Social Movements
Activisme des mouvements sociaux (1969-76)
Contexte général
Le passage de la Loi sur les langues officielles (OLA) et la création du Programme de bilinguisme en éducation ont été des catalyseurs pour l'activisme des mouvements sociaux autour du débat sur le bilinguisme.
Des groupes se sont organisés tant en opposition qu'en soutien aux nouvelles politiques linguistiques du gouvernement fédéral.
Ces groupes ne se sont pas beaucoup interactés avant l'élection du Parti Québécois en novembre 1976.
Groupes opposés et en faveur du bilinguisme
Groupes anti-bilingues :
Plus axés sur des enjeux nationaux.
Inquiétudes concernant la constitutionnalité de l'OLA.
Opposition à la conception du Canada soutenue par l'OLA.
Groupes pro-bilingues :
Accent sur les opportunités d'apprentissage du français.
Organisation à des niveaux locaux, mais augmentation de la prise de conscience au sujet du besoin de créer des réseaux à l'échelle nationale.
Cas d'activisme au Canada
Des programmes d'immersion pionniers ont été fondés de 1968 (Coquitlam, Colombie-Britannique) à 1976 (Halifax, Nouvelle-Écosse).
Activités similaires ont eu lieu dans d'autres communautés malgré le manque de documentation.

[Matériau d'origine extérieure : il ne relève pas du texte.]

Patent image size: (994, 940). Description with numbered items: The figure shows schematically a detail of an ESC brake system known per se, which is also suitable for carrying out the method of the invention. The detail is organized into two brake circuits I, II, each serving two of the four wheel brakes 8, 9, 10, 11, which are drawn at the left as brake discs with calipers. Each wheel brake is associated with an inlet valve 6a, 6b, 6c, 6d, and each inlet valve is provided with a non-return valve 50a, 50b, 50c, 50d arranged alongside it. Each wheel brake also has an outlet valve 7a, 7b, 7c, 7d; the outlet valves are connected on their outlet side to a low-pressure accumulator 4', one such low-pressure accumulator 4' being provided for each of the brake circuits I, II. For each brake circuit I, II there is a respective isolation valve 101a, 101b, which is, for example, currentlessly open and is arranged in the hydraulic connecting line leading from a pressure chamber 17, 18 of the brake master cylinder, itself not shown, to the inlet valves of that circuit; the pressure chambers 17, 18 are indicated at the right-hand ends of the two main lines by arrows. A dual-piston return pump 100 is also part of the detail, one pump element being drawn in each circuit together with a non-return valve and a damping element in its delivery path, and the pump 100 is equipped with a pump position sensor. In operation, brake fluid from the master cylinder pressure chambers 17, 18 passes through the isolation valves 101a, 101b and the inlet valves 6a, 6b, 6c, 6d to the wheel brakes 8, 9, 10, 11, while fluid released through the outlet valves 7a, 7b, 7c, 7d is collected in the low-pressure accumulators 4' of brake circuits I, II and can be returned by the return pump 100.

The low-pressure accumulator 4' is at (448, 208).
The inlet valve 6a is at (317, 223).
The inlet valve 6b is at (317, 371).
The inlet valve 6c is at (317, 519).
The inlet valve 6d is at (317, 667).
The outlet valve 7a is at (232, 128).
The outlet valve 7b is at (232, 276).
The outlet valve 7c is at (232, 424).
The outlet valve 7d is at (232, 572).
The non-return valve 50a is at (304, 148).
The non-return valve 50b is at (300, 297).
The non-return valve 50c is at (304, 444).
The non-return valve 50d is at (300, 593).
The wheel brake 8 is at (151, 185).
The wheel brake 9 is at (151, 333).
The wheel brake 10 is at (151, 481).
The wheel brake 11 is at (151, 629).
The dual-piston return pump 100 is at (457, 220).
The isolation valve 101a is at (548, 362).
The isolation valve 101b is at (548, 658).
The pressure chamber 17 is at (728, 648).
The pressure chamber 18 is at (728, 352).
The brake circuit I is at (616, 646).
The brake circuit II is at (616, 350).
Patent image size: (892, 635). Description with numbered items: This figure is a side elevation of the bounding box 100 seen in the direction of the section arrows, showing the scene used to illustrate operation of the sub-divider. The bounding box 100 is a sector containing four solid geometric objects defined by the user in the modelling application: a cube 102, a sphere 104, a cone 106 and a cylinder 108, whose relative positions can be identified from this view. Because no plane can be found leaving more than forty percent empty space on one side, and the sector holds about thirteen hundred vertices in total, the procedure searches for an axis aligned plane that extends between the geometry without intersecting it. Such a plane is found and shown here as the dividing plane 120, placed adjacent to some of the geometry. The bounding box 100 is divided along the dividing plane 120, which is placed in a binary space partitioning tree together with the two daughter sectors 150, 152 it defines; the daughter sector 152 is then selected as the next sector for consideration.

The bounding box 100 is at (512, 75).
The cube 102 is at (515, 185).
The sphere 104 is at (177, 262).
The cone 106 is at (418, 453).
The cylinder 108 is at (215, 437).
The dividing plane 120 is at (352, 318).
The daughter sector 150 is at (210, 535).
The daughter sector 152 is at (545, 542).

La Ligue du Canada unique et Joseph Thorarinn Thorson
Opposition à la loi sur les langues officielles
Joseph Thorson et un petit groupe de députés ont voté contre l'OLA lors des premières lectures mais l'opposition organisée était limitée.
Thorson, fondateur de la Ligue du Canada unique, a contesté l'imposition d'un Canada bilingue par les administrations Pearson et Trudeau.
Biographie et opinions de Thorson
Thorson a eu des liens familiaux avec le droit et une carrière éminente malgré sa position anti-bilingue.
Il croyait en un traitement spécial pour le Québec mais était contre les exigences linguistiques dans la fonction publique.
Soulignait que l'extension de l'utilisation du français violait les termes de la Confédération.
Procédures judiciaires
Thorson a intenté un procès contre l'O.L.A. en 1970 mais a été débouté.
Il s'est lancé dans une tournée pour rassembler l'opposition mais a également rencontré des désaccords parmi certains sympathisants sur ses idées.
Opposition et effet du langage dans la société canadienne
Réactions populaires
Des lettres et des opinions diverses ont surgi en réponse à ses discours; certains soutenaient l'égalité des droits pour les Canadiens francophones, tandis que d'autres exprimaient une amertume contre le bilinguisme.
La Ligue du Canada unique a été un point focal pour une composante plus large de la population canadienne frustrée par les politiques de bilinguisme.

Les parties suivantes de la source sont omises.